Brasil: VI Congreso del PSOL

La estrategia de la izquierda en debate

En los dos días de deliberaciones del Congreso del PSOL, que se realizó el 2 y 3 de diciembre, muchos delegados señalaron la necesidad de crear una alternativa superadora de la experiencia del PT. El lulismo fue calificado, en muchas de las intervenciones, de “ciclo agotado” y se hizo hincapié en la necesidad de un reorganización profunda de la izquierda. El ala izquierda del PSOL advirtió, incluso, contra una tendencia contemporizadora con el PT existente en sectores del PSOL.

Dique de contención

Pero, más allá de invocaciones y advertencias, lo cierto es que el congreso ratificó el rumbo oficial de su partido que se aplica hasta el momento. El PSOL, por medio de varios de sus dirigntes, participa de la Plataforma Vamos, una coalición de varias organizaciones políticas, en la que se destaca el PT y que integra también a movimientos sociales como el MST y MTST (Movimiento Sin Tierra y Sin Techo, respectivamente). Vamos ha surgido por iniciativa de “Pueblo sin miedo”, una creación del PT que incluye a la CUT y ha saboteado las luchas y movilizaciones contra el gobierno de Temer.
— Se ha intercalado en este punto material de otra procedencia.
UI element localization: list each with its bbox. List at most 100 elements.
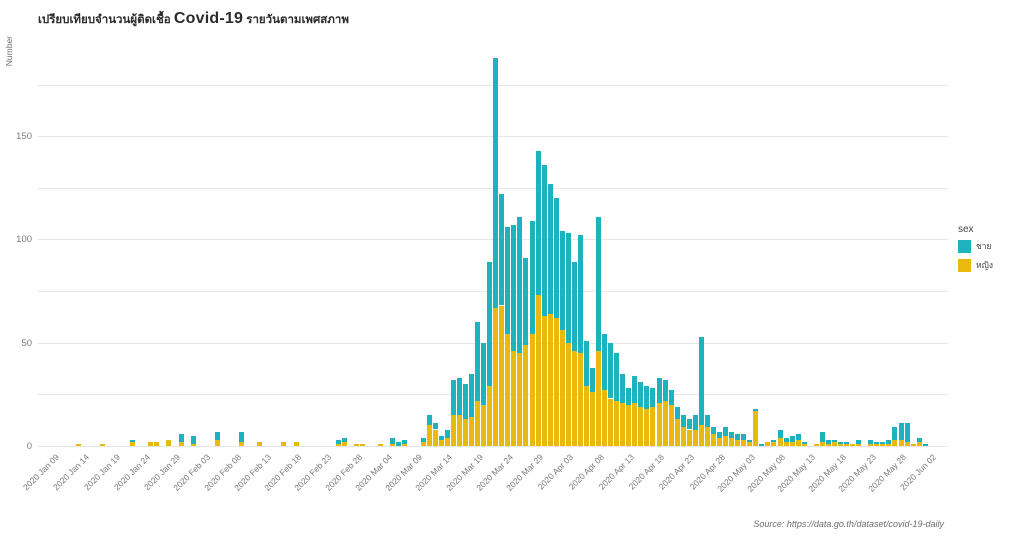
bar-segment-male-2020-05-29[interactable] [904, 423, 910, 442]
bar-segment-male-2020-05-09[interactable] [783, 437, 789, 442]
bar-segment-male-2020-03-28[interactable] [529, 220, 535, 335]
bar-segment-female-2020-03-19[interactable] [475, 400, 480, 446]
bar-segment-female-2020-04-15[interactable] [638, 406, 644, 446]
bar-segment-female-2020-05-30[interactable] [910, 443, 916, 446]
bar-segment-female-2020-03-31[interactable] [547, 313, 553, 446]
bar-segment-male-2020-04-06[interactable] [583, 340, 589, 387]
bar-segment-female-2020-03-05[interactable] [390, 443, 396, 446]
bar-segment-male-2020-05-03[interactable] [747, 439, 753, 442]
bar-segment-female-2020-05-26[interactable] [886, 443, 892, 446]
bar-segment-male-2020-03-24[interactable] [505, 227, 511, 335]
bar-segment-male-2020-04-15[interactable] [638, 382, 644, 407]
bar-segment-female-2020-04-11[interactable] [614, 400, 620, 446]
bar-segment-female-2020-04-22[interactable] [680, 427, 686, 446]
bar-segment-female-2020-05-06[interactable] [765, 441, 771, 446]
bar-segment-female-2020-02-26[interactable] [341, 441, 347, 446]
bar-segment-male-2020-03-18[interactable] [468, 373, 474, 418]
bar-segment-male-2020-04-08[interactable] [596, 216, 601, 351]
bar-segment-male-2020-04-03[interactable] [565, 233, 571, 343]
bar-segment-female-2020-04-30[interactable] [729, 437, 735, 446]
bar-segment-female-2020-03-25[interactable] [511, 351, 517, 446]
bar-segment-female-2020-05-29[interactable] [904, 441, 910, 446]
bar-segment-female-2020-05-20[interactable] [850, 443, 856, 446]
bar-segment-female-2020-05-07[interactable] [771, 441, 777, 446]
bar-segment-male-2020-03-25[interactable] [511, 224, 517, 351]
bar-segment-male-2020-04-14[interactable] [632, 375, 638, 403]
legend-item-female[interactable]: หญิง [958, 258, 993, 272]
bar-segment-male-2020-03-19[interactable] [475, 322, 480, 401]
bar-segment-female-2020-03-28[interactable] [529, 334, 535, 446]
bar-segment-female-2020-02-09[interactable] [239, 441, 244, 446]
bar-segment-male-2020-05-16[interactable] [825, 439, 831, 444]
bar-segment-male-2020-05-15[interactable] [819, 431, 825, 442]
bar-segment-male-2020-03-22[interactable] [493, 57, 499, 308]
bar-segment-female-2020-01-13[interactable] [75, 443, 81, 446]
bar-segment-male-2020-03-07[interactable] [402, 439, 408, 444]
bar-segment-female-2020-05-18[interactable] [838, 443, 843, 446]
bar-segment-female-2020-05-04[interactable] [753, 410, 759, 446]
bar-segment-female-2020-05-31[interactable] [916, 441, 922, 446]
bar-segment-female-2020-03-16[interactable] [456, 415, 462, 446]
bar-segment-female-2020-04-05[interactable] [577, 353, 583, 446]
bar-segment-female-2020-03-21[interactable] [487, 386, 493, 446]
bar-segment-male-2020-03-21[interactable] [487, 262, 493, 387]
bar-segment-female-2020-03-18[interactable] [468, 417, 474, 446]
bar-segment-male-2020-04-09[interactable] [602, 334, 607, 391]
bar-segment-male-2020-05-12[interactable] [801, 441, 807, 444]
bar-segment-female-2020-03-30[interactable] [541, 315, 547, 446]
bar-segment-male-2020-03-12[interactable] [432, 423, 438, 430]
bar-segment-male-2020-02-09[interactable] [239, 431, 244, 442]
bar-segment-male-2020-04-01[interactable] [553, 198, 559, 318]
bar-segment-male-2020-03-17[interactable] [462, 384, 468, 420]
bar-segment-male-2020-04-24[interactable] [692, 415, 698, 430]
bar-segment-male-2020-04-27[interactable] [710, 427, 716, 434]
bar-segment-male-2020-05-04[interactable] [753, 408, 759, 411]
bar-segment-male-2020-01-22[interactable] [130, 439, 136, 442]
bar-segment-male-2020-04-07[interactable] [589, 367, 595, 393]
bar-segment-female-2020-05-11[interactable] [795, 439, 801, 446]
legend-swatch-female[interactable] [958, 258, 971, 272]
bar-segment-female-2020-03-14[interactable] [444, 437, 450, 446]
bar-segment-male-2020-04-18[interactable] [656, 377, 662, 403]
bar-segment-male-2020-03-13[interactable] [438, 435, 444, 440]
bar-segment-male-2020-04-13[interactable] [626, 388, 632, 405]
bar-segment-female-2020-05-21[interactable] [856, 443, 862, 446]
bar-segment-male-2020-04-11[interactable] [614, 353, 620, 401]
bar-segment-female-2020-05-12[interactable] [801, 443, 807, 446]
bar-segment-male-2020-03-29[interactable] [535, 150, 541, 296]
bar-segment-female-2020-04-02[interactable] [559, 330, 565, 446]
bar-segment-male-2020-04-12[interactable] [620, 373, 626, 403]
bar-segment-female-2020-03-12[interactable] [432, 429, 438, 446]
bar-segment-female-2020-02-16[interactable] [281, 441, 287, 446]
bar-segment-female-2020-04-24[interactable] [692, 429, 698, 446]
bar-segment-female-2020-01-17[interactable] [99, 443, 105, 446]
bar-segment-male-2020-02-26[interactable] [341, 437, 347, 442]
bar-segment-male-2020-05-01[interactable] [735, 433, 741, 440]
bar-segment-male-2020-04-22[interactable] [680, 415, 686, 428]
bar-segment-female-2020-04-17[interactable] [650, 406, 656, 446]
bar-segment-female-2020-03-11[interactable] [426, 425, 432, 446]
bar-segment-female-2020-01-22[interactable] [130, 441, 136, 446]
bar-segment-female-2020-02-01[interactable] [190, 443, 196, 446]
bar-segment-female-2020-05-27[interactable] [892, 439, 898, 446]
bar-segment-male-2020-03-26[interactable] [517, 216, 523, 354]
bar-segment-male-2020-05-07[interactable] [771, 439, 777, 442]
bar-segment-female-2020-05-15[interactable] [819, 441, 825, 446]
bar-segment-male-2020-03-06[interactable] [396, 441, 402, 446]
bar-segment-female-2020-04-21[interactable] [674, 419, 680, 446]
bar-segment-female-2020-04-03[interactable] [565, 342, 571, 446]
bar-segment-female-2020-02-12[interactable] [257, 441, 263, 446]
bar-segment-male-2020-05-31[interactable] [916, 437, 922, 442]
bar-segment-female-2020-04-14[interactable] [632, 402, 638, 446]
bar-segment-female-2020-04-06[interactable] [583, 386, 589, 446]
bar-segment-female-2020-05-25[interactable] [880, 443, 886, 446]
bar-segment-female-2020-04-12[interactable] [620, 402, 626, 446]
bar-segment-female-2020-04-25[interactable] [698, 425, 704, 446]
bar-segment-male-2020-04-21[interactable] [674, 406, 680, 420]
bar-segment-female-2020-03-26[interactable] [517, 353, 523, 446]
bar-segment-female-2020-03-03[interactable] [378, 443, 384, 446]
bar-segment-female-2020-01-26[interactable] [154, 441, 160, 446]
bar-segment-male-2020-04-10[interactable] [608, 342, 614, 399]
bar-segment-male-2020-05-10[interactable] [789, 435, 795, 442]
bar-segment-male-2020-01-30[interactable] [178, 433, 184, 442]
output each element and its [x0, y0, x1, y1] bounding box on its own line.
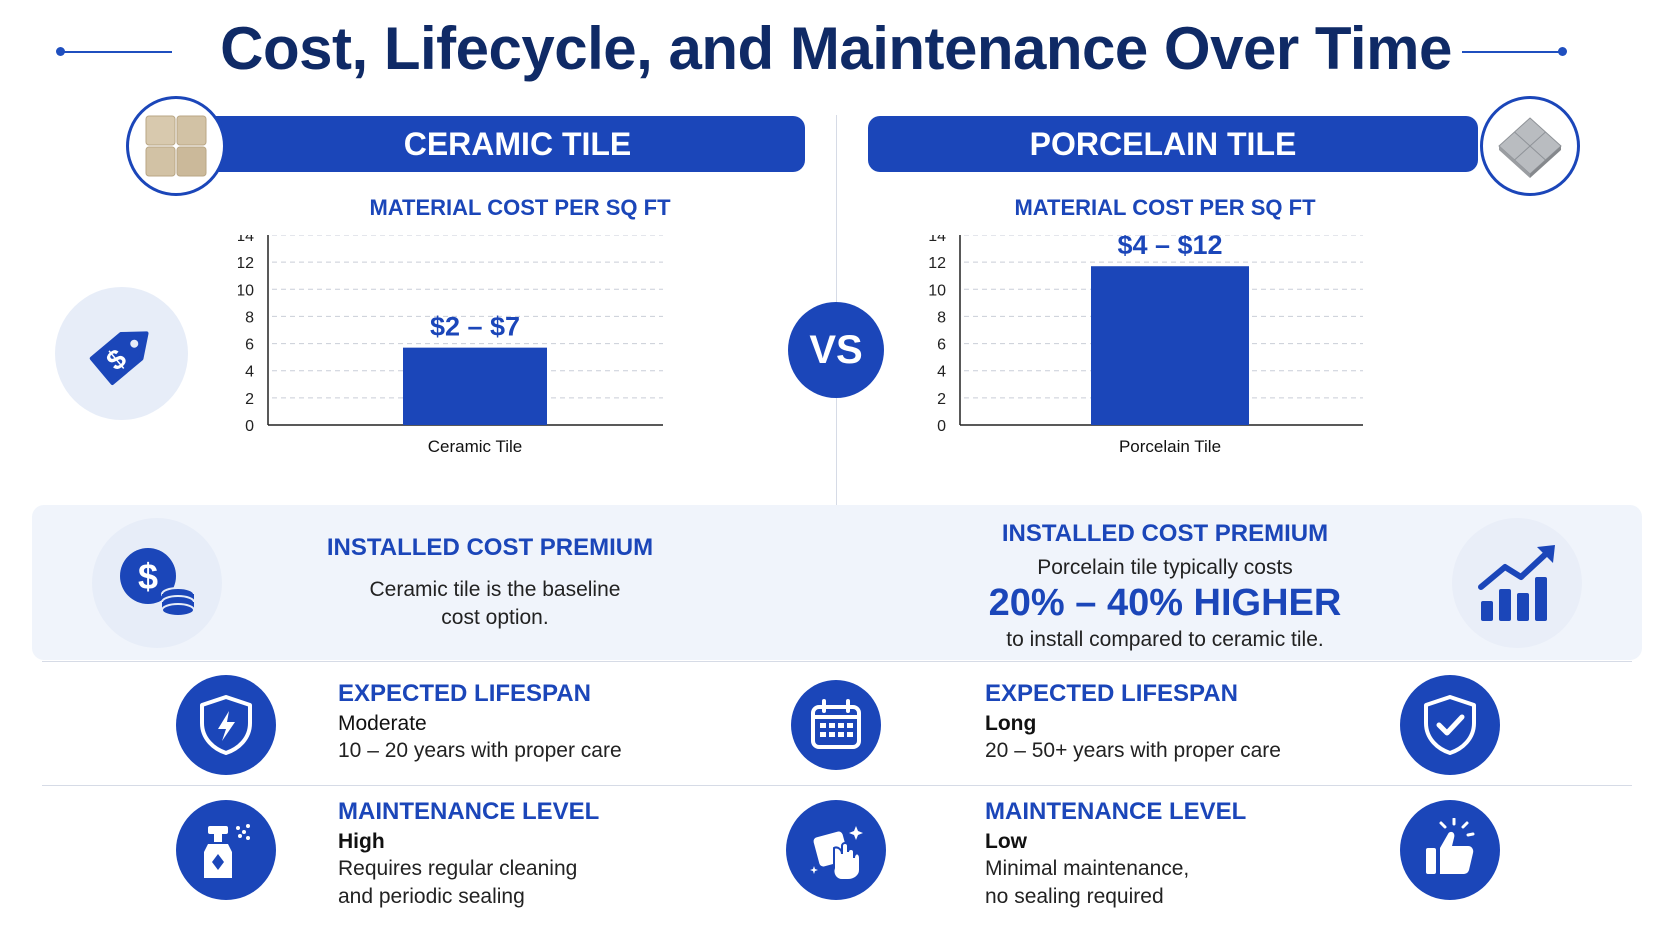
chart-category-label: Porcelain Tile [1119, 437, 1221, 456]
porcelain-premium-highlight: 20% – 40% HIGHER [988, 582, 1342, 624]
ceramic-cost-chart: 0 2 4 6 8 10 12 14 $2 – $7 Ceramic Tile [238, 235, 663, 456]
ceramic-tile-badge [126, 96, 226, 196]
title-deco-line-right [1462, 51, 1562, 53]
porcelain-banner: PORCELAIN TILE [868, 116, 1478, 172]
ceramic-lifespan-title: EXPECTED LIFESPAN [338, 680, 591, 707]
porcelain-premium-line1: Porcelain tile typically costs [1037, 556, 1293, 579]
dollar-coins-icon: $ [120, 548, 195, 617]
porcelain-maint-line1: Minimal maintenance, [985, 857, 1190, 880]
ceramic-maint-title: MAINTENANCE LEVEL [338, 798, 600, 825]
svg-text:$: $ [138, 556, 158, 597]
porcelain-lifespan-title: EXPECTED LIFESPAN [985, 680, 1238, 707]
chart-y-tick-label: 2 [937, 391, 946, 408]
shield-bolt-icon [200, 695, 252, 755]
shield-bolt-badge [176, 675, 276, 775]
title-deco-line-left [60, 51, 172, 53]
chart-y-tick-label: 6 [937, 337, 946, 354]
shield-check-icon [1424, 695, 1476, 755]
title-deco-dot-right [1558, 47, 1567, 56]
page-title: Cost, Lifecycle, and Maintenance Over Ti… [220, 15, 1452, 82]
porcelain-cost-title: MATERIAL COST PER SQ FT [1014, 195, 1316, 220]
porcelain-maint-title: MAINTENANCE LEVEL [985, 798, 1247, 825]
vs-badge: VS [788, 302, 884, 398]
porcelain-banner-label: PORCELAIN TILE [1029, 125, 1297, 162]
dollar-coins-badge: $ [92, 518, 222, 648]
chart-y-tick-label: 4 [245, 364, 254, 381]
cleaning-cloth-badge [786, 800, 886, 900]
ceramic-premium-line1: Ceramic tile is the baseline [369, 578, 621, 601]
chart-y-tick-label: 6 [245, 337, 254, 354]
growth-chart-icon [1478, 545, 1555, 621]
spray-bottle-badge [176, 800, 276, 900]
porcelain-premium-title: INSTALLED COST PREMIUM [1001, 520, 1329, 547]
chart-y-tick-label: 12 [928, 255, 946, 272]
chart-bar [403, 347, 547, 425]
ceramic-cost-title: MATERIAL COST PER SQ FT [369, 195, 671, 220]
row-divider-2 [42, 785, 1632, 786]
ceramic-banner-label: CERAMIC TILE [403, 125, 632, 162]
ceramic-tile-icon [145, 115, 207, 177]
cleaning-cloth-icon [810, 826, 863, 881]
porcelain-lifespan-level: Long [985, 712, 1037, 735]
chart-data-label: $4 – $12 [1117, 235, 1222, 260]
ceramic-maint-line2: and periodic sealing [338, 885, 525, 908]
chart-y-tick-label: 10 [928, 282, 946, 299]
ceramic-maint-level: High [338, 830, 385, 853]
premium-band [32, 505, 1642, 660]
chart-plot-group: 0 2 4 6 8 10 12 14 $2 – $7 Ceramic Tile [238, 235, 663, 456]
chart-bar [1091, 266, 1249, 425]
ceramic-lifespan-level: Moderate [338, 712, 427, 735]
chart-y-tick-label: 14 [928, 235, 946, 245]
price-tag-badge: $ [55, 287, 188, 420]
thumbs-up-icon [1426, 818, 1475, 874]
chart-y-tick-label: 8 [245, 309, 254, 326]
porcelain-premium-line2: to install compared to ceramic tile. [1006, 628, 1324, 651]
porcelain-maint-line2: no sealing required [985, 885, 1164, 908]
calendar-icon [811, 699, 861, 749]
porcelain-maint-level: Low [985, 830, 1027, 853]
spray-bottle-icon [204, 824, 250, 878]
calendar-badge [791, 680, 881, 770]
chart-category-label: Ceramic Tile [428, 437, 522, 456]
chart-y-tick-label: 0 [937, 418, 946, 435]
price-tag-icon: $ [89, 330, 149, 385]
shield-check-badge [1400, 675, 1500, 775]
chart-y-tick-label: 10 [238, 282, 254, 299]
chart-y-tick-label: 8 [937, 309, 946, 326]
ceramic-banner: CERAMIC TILE [200, 116, 805, 172]
chart-y-tick-label: 12 [238, 255, 254, 272]
ceramic-premium-title: INSTALLED COST PREMIUM [326, 534, 654, 561]
ceramic-lifespan-desc: 10 – 20 years with proper care [338, 739, 622, 762]
ceramic-maint-line1: Requires regular cleaning [338, 857, 578, 880]
chart-y-tick-label: 0 [245, 418, 254, 435]
chart-y-tick-label: 14 [238, 235, 254, 245]
porcelain-tile-icon [1498, 117, 1562, 178]
porcelain-tile-badge [1480, 96, 1580, 196]
chart-y-tick-label: 4 [937, 364, 946, 381]
ceramic-premium-line2: cost option. [441, 606, 549, 629]
row-divider-1 [42, 661, 1632, 662]
chart-plot-group: 0 2 4 6 8 10 12 14 $4 – $12 Porcelain Tile [928, 235, 1363, 456]
porcelain-lifespan-desc: 20 – 50+ years with proper care [985, 739, 1281, 762]
thumbs-up-badge [1400, 800, 1500, 900]
chart-y-tick-label: 2 [245, 391, 254, 408]
porcelain-cost-chart: 0 2 4 6 8 10 12 14 $4 – $12 Porcelain Tile [928, 235, 1363, 456]
growth-chart-badge [1452, 518, 1582, 648]
chart-data-label: $2 – $7 [430, 312, 520, 342]
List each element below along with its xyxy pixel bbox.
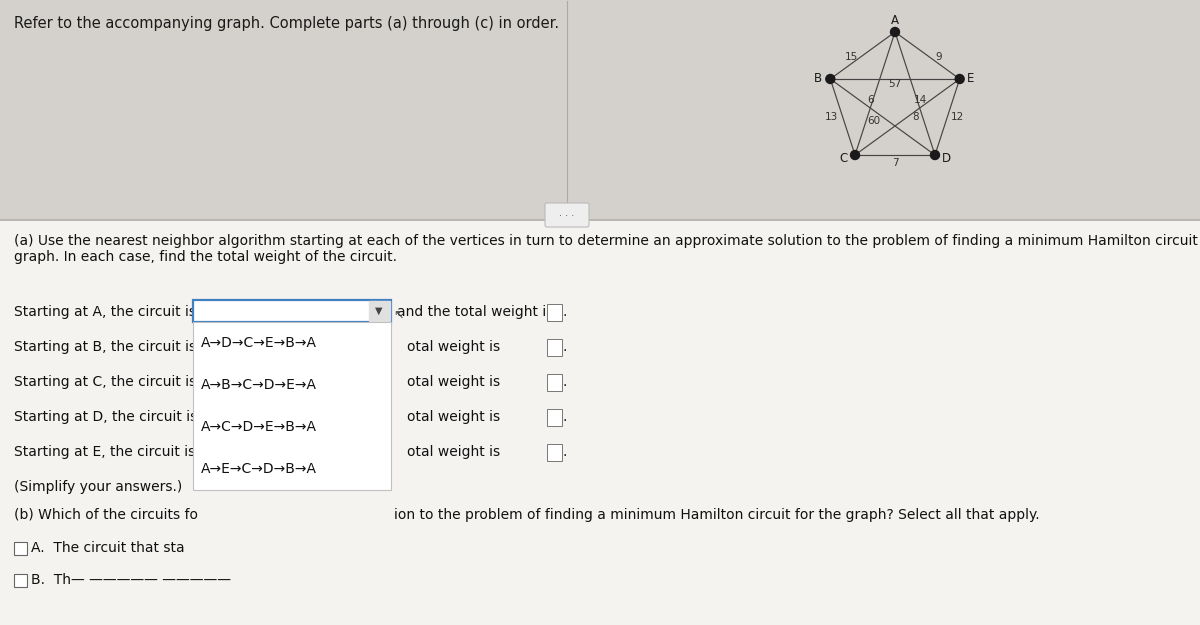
Circle shape [826, 74, 835, 84]
Text: Starting at A, the circuit is: Starting at A, the circuit is [14, 305, 196, 319]
Text: otal weight is: otal weight is [407, 340, 500, 354]
Text: 14: 14 [913, 94, 926, 104]
Text: 57: 57 [888, 79, 901, 89]
Text: Starting at B, the circuit is: Starting at B, the circuit is [14, 340, 196, 354]
Text: A→D→C→E→B→A: A→D→C→E→B→A [202, 336, 317, 350]
Text: 8: 8 [912, 112, 919, 122]
Text: 60: 60 [868, 116, 881, 126]
FancyBboxPatch shape [547, 339, 562, 356]
Text: ▼: ▼ [376, 306, 383, 316]
Text: 15: 15 [845, 52, 858, 62]
Text: · · ·: · · · [559, 211, 575, 221]
FancyBboxPatch shape [547, 409, 562, 426]
Text: .: . [563, 305, 568, 319]
Bar [14, 541, 28, 554]
Text: .: . [563, 340, 568, 354]
Text: 6: 6 [868, 94, 875, 104]
Text: A.  The circuit that sta: A. The circuit that sta [31, 541, 185, 555]
Bar [370, 301, 390, 321]
Bar [0, 0, 1200, 220]
Text: A→C→D→E→B→A: A→C→D→E→B→A [202, 420, 317, 434]
Text: B: B [815, 72, 822, 86]
Text: 12: 12 [950, 112, 964, 122]
Text: otal weight is: otal weight is [407, 410, 500, 424]
Bar [193, 322, 391, 490]
Text: D: D [942, 151, 950, 164]
Circle shape [890, 28, 900, 36]
Text: A→B→C→D→E→A: A→B→C→D→E→A [202, 378, 317, 392]
Text: Starting at E, the circuit is: Starting at E, the circuit is [14, 445, 196, 459]
Text: .: . [563, 410, 568, 424]
Text: ion to the problem of finding a minimum Hamilton circuit for the graph? Select a: ion to the problem of finding a minimum … [394, 508, 1039, 522]
Circle shape [851, 151, 859, 159]
Text: A: A [890, 14, 899, 26]
FancyBboxPatch shape [547, 374, 562, 391]
Text: Starting at D, the circuit is: Starting at D, the circuit is [14, 410, 197, 424]
Text: Refer to the accompanying graph. Complete parts (a) through (c) in order.: Refer to the accompanying graph. Complet… [14, 16, 559, 31]
Text: ↖: ↖ [394, 309, 403, 321]
Bar [0, 220, 1200, 625]
Text: Starting at C, the circuit is: Starting at C, the circuit is [14, 375, 197, 389]
Text: 13: 13 [826, 112, 839, 122]
Text: A→E→C→D→B→A: A→E→C→D→B→A [202, 462, 317, 476]
Bar [14, 574, 28, 586]
FancyBboxPatch shape [547, 444, 562, 461]
Text: .: . [563, 375, 568, 389]
FancyBboxPatch shape [547, 304, 562, 321]
Text: otal weight is: otal weight is [407, 375, 500, 389]
Text: C: C [839, 151, 847, 164]
Text: and the total weight is: and the total weight is [397, 305, 553, 319]
Text: (Simplify your answers.): (Simplify your answers.) [14, 480, 182, 494]
FancyBboxPatch shape [193, 300, 391, 322]
FancyBboxPatch shape [545, 203, 589, 227]
Circle shape [955, 74, 964, 84]
Text: 7: 7 [892, 158, 899, 168]
Bar [193, 322, 391, 490]
Text: (a) Use the nearest neighbor algorithm starting at each of the vertices in turn : (a) Use the nearest neighbor algorithm s… [14, 234, 1200, 264]
Text: (b) Which of the circuits fo: (b) Which of the circuits fo [14, 508, 198, 522]
Text: 9: 9 [935, 52, 942, 62]
Text: B.  Th— ————— —————: B. Th— ————— ————— [31, 573, 230, 587]
Circle shape [930, 151, 940, 159]
Text: E: E [967, 72, 974, 86]
Text: .: . [563, 445, 568, 459]
Text: otal weight is: otal weight is [407, 445, 500, 459]
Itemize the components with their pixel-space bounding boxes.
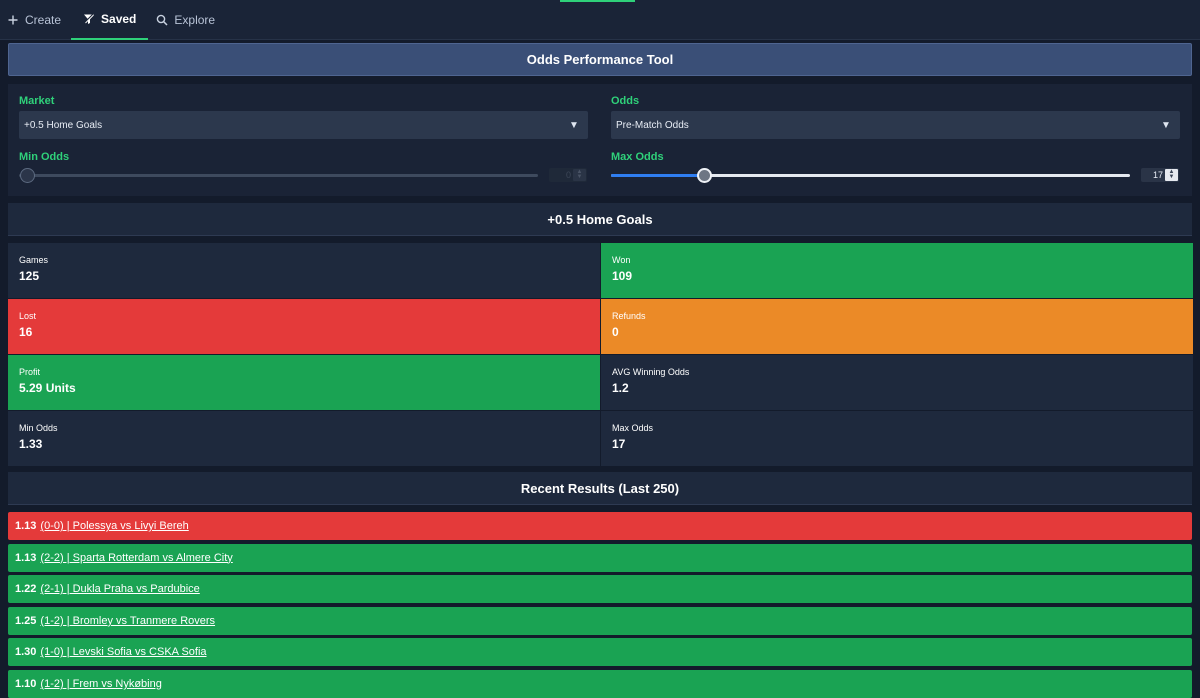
chevron-up-icon: ▲ bbox=[576, 169, 583, 175]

La participación del PSOL en Vamos fue ratificada por el Congreso y, que sepamos, según crónicas y comentarios publicados hasta ahora, nadie, incluidas las corrientes más radicales, propuso retirarse de esa coalición.

El planteo central de Vamos, como el de Pueblo sin Miedo, es preparar una alternativa “progresista” para las elecciones presidenciales de fines del año que viene. En nombre de esperar hasta 2018, se desarticula cualquier lucha actual. Estamos en presencia de un gran operativo de contención que tiene al PT y a la CUT como sus principales articuladores. Sin ir más lejos, la CUT, junto con las demás centrales, acaba de suspender el paro programado para el 5 de diciembre con el argumento de que el gobierno había resuelto postergar el tratamiento de la reforma previsional. Precisamente, esas vacilaciones oficiales abrían una oportunidad para infligirle un golpe importante al ajuste. El Congreso del PSOL aplaudió con algarabía la postergación del tratamiento de la reforma, pero no deslizó una crítica a la burocracia sindical.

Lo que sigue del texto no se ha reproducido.